The trouble with eye-catching, controversial topics like the one above is you immediately need to slow down and define a bunch of terms. At least that’s what you have to do if your aim is to do anything other than shock and offend a lot of people. And that’s not my aim at all, so let me start there.

By “God” I mean the God of Judeo-Christian tradition – the God we approach through reason and faith, learning about Him from both the natural world and from revelation. Philosophers called Him names like The Uncaused Cause and the Prime Mover, while faith confessed Him as the The Triune God; Father, Son, and the Holy Spirit found in scripture and taught by tradition.


Defining “libertarian” might be trickier than defining God, because libertarians themselves are still in the process of defining it. This column is not in support of the big ‘L’ Libertarian Party, or to argue God is or is not a Republican or a Democrat – it’s not about political parties at all.

We consider, instead, libertarianism as a philosophy of man and as a political philosophy. As we go through this exercise we will consider whether or not God is a libertarian, which may spark controversy, but that will be the fun of it. So let the fun begin.

1. NAP: One of the most foundational principles of libertarianism is the “non-aggression principle.” It seems clear from history and the words of Christ, and the development of doctrines like the Just War Theory, that God would not only approve of the non-aggression principle, but He is the author of it. He’s not a pacifist by any measure, for we may defend ourselves and punish evil and even go to war, but in a measured and just way and only in response to an attack or an objective evil. Put plainly, we cannot initiate force against another, and that is the very heart of the non-aggression principle.

The non-aggression principle also covers other things beyond physical violence, such as taking another’s property, damaging it, defrauding it, everything that comes under the vice of “stealing,” as prohibited by the 7th Commandment.

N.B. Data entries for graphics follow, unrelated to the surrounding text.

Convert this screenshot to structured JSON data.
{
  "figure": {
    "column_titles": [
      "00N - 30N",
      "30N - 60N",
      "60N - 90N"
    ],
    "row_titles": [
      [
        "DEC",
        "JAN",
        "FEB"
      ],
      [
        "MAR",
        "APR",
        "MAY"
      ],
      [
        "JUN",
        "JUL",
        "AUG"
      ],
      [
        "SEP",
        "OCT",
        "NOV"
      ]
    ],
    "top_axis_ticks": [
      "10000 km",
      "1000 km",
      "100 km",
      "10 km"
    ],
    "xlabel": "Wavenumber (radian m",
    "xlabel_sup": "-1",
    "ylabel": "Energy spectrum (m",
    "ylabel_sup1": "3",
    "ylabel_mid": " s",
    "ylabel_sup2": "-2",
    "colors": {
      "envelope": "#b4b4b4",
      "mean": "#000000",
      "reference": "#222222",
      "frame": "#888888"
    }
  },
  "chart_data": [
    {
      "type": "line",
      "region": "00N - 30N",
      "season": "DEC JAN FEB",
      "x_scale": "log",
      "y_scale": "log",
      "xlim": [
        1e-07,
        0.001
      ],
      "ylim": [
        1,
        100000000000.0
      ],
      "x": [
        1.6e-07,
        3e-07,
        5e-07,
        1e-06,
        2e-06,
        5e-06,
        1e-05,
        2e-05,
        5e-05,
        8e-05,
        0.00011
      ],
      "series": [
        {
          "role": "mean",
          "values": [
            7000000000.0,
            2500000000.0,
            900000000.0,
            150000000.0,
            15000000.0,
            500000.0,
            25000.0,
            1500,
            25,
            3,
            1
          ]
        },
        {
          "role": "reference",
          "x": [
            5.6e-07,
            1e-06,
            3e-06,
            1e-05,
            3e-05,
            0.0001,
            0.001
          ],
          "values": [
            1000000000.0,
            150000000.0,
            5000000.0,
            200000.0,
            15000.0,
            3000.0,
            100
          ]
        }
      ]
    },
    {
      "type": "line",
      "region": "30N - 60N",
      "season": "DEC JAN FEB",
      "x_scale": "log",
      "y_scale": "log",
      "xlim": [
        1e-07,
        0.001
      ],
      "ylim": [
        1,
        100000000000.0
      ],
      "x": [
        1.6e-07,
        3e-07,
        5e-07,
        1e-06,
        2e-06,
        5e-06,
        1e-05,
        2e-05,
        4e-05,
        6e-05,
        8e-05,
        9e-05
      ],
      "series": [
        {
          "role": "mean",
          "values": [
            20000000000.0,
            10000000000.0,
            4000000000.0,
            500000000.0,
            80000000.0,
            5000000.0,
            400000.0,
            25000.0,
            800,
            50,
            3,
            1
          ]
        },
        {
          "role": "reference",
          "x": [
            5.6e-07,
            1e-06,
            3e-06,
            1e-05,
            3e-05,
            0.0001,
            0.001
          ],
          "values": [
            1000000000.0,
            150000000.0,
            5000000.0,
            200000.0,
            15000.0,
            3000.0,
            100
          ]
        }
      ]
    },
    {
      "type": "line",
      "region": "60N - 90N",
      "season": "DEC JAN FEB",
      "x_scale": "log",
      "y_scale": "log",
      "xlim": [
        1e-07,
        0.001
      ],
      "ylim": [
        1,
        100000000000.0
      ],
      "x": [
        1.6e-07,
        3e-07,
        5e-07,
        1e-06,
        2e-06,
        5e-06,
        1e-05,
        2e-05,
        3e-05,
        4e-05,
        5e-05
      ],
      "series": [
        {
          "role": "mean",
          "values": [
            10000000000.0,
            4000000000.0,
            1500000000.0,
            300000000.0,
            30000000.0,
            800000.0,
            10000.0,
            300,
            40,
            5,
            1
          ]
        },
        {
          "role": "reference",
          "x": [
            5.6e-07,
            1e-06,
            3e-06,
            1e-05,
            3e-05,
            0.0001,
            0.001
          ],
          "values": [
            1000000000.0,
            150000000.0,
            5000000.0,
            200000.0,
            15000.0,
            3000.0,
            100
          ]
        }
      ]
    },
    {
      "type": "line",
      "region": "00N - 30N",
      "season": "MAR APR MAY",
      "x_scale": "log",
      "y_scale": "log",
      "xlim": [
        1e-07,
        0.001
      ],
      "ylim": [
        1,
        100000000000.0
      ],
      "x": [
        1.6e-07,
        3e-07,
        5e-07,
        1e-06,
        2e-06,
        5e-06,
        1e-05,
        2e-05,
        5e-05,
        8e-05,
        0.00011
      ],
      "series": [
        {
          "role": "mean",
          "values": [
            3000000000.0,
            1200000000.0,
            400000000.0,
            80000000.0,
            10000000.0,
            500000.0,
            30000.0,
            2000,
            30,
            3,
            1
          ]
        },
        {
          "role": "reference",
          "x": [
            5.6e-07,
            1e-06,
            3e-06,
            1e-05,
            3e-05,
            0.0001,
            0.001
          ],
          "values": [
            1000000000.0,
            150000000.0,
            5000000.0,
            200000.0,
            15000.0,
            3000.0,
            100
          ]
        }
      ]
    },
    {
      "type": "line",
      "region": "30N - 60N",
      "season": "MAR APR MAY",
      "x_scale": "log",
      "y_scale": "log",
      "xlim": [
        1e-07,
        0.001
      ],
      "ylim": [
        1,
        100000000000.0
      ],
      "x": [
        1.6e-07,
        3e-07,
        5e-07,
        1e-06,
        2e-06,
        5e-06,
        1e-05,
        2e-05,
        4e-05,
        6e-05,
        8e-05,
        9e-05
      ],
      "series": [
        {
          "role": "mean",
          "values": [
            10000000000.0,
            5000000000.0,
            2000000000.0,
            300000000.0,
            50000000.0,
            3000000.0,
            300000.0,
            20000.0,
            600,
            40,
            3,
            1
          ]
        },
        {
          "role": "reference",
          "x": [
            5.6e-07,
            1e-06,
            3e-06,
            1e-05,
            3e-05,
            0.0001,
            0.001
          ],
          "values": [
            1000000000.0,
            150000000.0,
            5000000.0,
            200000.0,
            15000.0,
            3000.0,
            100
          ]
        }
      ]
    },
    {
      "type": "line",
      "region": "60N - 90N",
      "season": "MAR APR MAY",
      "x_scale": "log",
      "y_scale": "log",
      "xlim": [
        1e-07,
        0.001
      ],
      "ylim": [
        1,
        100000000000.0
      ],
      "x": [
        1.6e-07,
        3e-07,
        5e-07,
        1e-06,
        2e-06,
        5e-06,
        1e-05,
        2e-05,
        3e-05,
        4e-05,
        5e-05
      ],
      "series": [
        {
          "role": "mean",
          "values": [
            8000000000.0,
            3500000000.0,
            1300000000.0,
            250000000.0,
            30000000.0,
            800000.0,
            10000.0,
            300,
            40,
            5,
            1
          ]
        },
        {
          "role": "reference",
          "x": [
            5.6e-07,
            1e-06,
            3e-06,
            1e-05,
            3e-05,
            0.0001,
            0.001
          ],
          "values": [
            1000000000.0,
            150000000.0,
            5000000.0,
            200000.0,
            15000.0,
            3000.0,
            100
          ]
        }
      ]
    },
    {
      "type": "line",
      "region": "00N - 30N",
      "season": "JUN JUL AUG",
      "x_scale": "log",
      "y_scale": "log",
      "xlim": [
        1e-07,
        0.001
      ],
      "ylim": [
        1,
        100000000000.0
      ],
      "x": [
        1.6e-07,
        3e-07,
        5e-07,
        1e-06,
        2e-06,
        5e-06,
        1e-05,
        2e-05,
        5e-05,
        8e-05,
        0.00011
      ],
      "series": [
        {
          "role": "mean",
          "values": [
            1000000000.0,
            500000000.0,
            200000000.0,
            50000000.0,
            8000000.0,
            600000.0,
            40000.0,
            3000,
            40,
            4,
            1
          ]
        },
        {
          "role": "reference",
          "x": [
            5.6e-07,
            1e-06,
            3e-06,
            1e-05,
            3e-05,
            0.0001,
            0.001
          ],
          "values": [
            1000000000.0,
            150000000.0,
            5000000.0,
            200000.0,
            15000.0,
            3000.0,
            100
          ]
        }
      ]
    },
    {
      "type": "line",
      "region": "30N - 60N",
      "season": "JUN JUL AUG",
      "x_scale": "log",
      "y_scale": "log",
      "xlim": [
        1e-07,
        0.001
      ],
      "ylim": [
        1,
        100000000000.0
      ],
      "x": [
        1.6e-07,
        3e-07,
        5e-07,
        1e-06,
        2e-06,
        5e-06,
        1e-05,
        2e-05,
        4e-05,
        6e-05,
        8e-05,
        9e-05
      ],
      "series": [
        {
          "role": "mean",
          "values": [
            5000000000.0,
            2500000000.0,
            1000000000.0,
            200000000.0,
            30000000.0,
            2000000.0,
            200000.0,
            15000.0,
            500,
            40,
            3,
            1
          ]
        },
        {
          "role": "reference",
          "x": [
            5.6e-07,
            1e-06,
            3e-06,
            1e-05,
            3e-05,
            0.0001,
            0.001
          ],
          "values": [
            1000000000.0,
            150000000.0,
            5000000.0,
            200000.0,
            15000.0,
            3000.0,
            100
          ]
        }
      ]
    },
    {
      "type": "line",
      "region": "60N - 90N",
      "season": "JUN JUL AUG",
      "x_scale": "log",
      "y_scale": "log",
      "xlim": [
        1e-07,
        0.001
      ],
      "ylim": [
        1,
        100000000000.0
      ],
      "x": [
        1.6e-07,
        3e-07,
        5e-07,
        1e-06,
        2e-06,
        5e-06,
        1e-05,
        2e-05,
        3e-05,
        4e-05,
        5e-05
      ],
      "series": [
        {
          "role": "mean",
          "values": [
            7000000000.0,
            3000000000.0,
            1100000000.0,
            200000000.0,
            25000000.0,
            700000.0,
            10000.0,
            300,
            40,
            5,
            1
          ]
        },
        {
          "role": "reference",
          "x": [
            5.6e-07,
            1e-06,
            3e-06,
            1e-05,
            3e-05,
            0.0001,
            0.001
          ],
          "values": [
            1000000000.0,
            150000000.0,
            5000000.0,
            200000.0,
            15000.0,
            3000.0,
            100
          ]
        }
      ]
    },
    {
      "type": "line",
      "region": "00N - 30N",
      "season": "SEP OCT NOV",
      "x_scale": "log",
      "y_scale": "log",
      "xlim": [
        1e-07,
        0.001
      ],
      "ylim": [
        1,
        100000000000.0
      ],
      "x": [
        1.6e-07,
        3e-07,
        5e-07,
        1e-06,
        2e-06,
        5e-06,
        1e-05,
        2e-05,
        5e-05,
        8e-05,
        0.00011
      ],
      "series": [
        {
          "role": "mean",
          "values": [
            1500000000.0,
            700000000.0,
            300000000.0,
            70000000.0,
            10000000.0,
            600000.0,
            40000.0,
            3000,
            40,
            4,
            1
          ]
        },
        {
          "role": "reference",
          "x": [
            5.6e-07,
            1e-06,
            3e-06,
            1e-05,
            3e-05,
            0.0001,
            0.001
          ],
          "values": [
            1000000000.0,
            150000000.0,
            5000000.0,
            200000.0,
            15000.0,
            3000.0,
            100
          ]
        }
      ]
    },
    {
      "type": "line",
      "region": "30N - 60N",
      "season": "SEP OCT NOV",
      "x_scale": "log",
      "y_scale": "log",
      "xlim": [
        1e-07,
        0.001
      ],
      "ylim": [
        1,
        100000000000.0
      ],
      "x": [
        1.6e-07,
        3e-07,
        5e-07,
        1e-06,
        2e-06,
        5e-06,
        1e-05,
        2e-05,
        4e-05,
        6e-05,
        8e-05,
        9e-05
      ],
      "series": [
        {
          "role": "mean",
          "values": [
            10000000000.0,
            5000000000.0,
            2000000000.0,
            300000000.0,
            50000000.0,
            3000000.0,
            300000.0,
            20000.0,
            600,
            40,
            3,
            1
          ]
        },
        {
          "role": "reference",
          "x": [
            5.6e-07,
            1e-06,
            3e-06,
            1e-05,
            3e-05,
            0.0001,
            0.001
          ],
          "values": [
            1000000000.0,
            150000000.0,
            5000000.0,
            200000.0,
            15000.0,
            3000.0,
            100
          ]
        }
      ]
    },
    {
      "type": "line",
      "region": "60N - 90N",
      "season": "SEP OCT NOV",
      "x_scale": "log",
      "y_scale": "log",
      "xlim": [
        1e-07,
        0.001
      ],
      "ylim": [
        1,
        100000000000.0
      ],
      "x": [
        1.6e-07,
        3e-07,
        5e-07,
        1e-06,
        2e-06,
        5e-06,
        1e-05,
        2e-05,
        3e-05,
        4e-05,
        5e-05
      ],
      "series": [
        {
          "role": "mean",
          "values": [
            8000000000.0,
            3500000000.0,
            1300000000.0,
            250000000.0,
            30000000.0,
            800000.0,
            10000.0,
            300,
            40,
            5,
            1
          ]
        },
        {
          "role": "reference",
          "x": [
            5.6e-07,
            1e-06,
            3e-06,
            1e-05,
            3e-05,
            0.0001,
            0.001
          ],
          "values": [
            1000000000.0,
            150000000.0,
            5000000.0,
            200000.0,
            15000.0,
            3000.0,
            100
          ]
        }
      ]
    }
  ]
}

2. The Law: It would be hard to say that God is an anarchist, or anarcho-libertarian, because He is a law-giver, more precisely “the” law-giver. He  placed the natural law in the heart of each man, and through his prophet Moses He gave us the 10 Commandments.

However, God is a minimalist in this regard, and He’s certainly no fan of bureaucracy and regulation. After all, there are only 10 — count ‘em, 10! — Commandments! In spite of some later hyper-regulatory attempts to provide a comprehensive, normative explanation of every human action, Christ reminded us that “all the law and the prophets” boil down to two commandments: love God and love your neighbor as yourself. That has to qualify as a “limited government” approach at the very least, if not what libertarians term “minarchism.”

3. Respect for the sovereignty of the individual: A basic flaw with the current style of government is its belief in “saving people from themselves.” It’s rarely phrased so simply, but scratch most government programs or regulations, and you’ll find the save-the-people principle underneath.

Government assumes you can’t take care of yourself, such as plan for your retirement, decide what to eat, educate yourself or your children, or defend yourself and your family. The present ruling class assumes,

“Whatever it is, you can’t choose properly, and you can’t handle the consequences of your poor choices. So we will eliminate those choices, and make sure you have no responsibility.”


Now the libertarian view is “We are free, free to choose well, and even free to choose poorly, and we are responsible for our choices to the good or to the ill. The government has no business telling people what they can or cannot choose to eat, read, think, or inhale, such as unnecessary incursions of our free will, a gift from God to His human creatures.

As much as God desires for us to choose the good, as much as He thirsts for us to choose Him, He never violates our free will. He can’t. He cajoles, suggests, sends us grace, makes His plan for us as obvious as possible in all of creation, but He never forces us to choose the good or prevents us from choosing poorly, nor does He protect us from the consequences of our decisions. That’s a pretty libertarian stance, No? 

So there you have it. God looks like a libertarian. Who knew?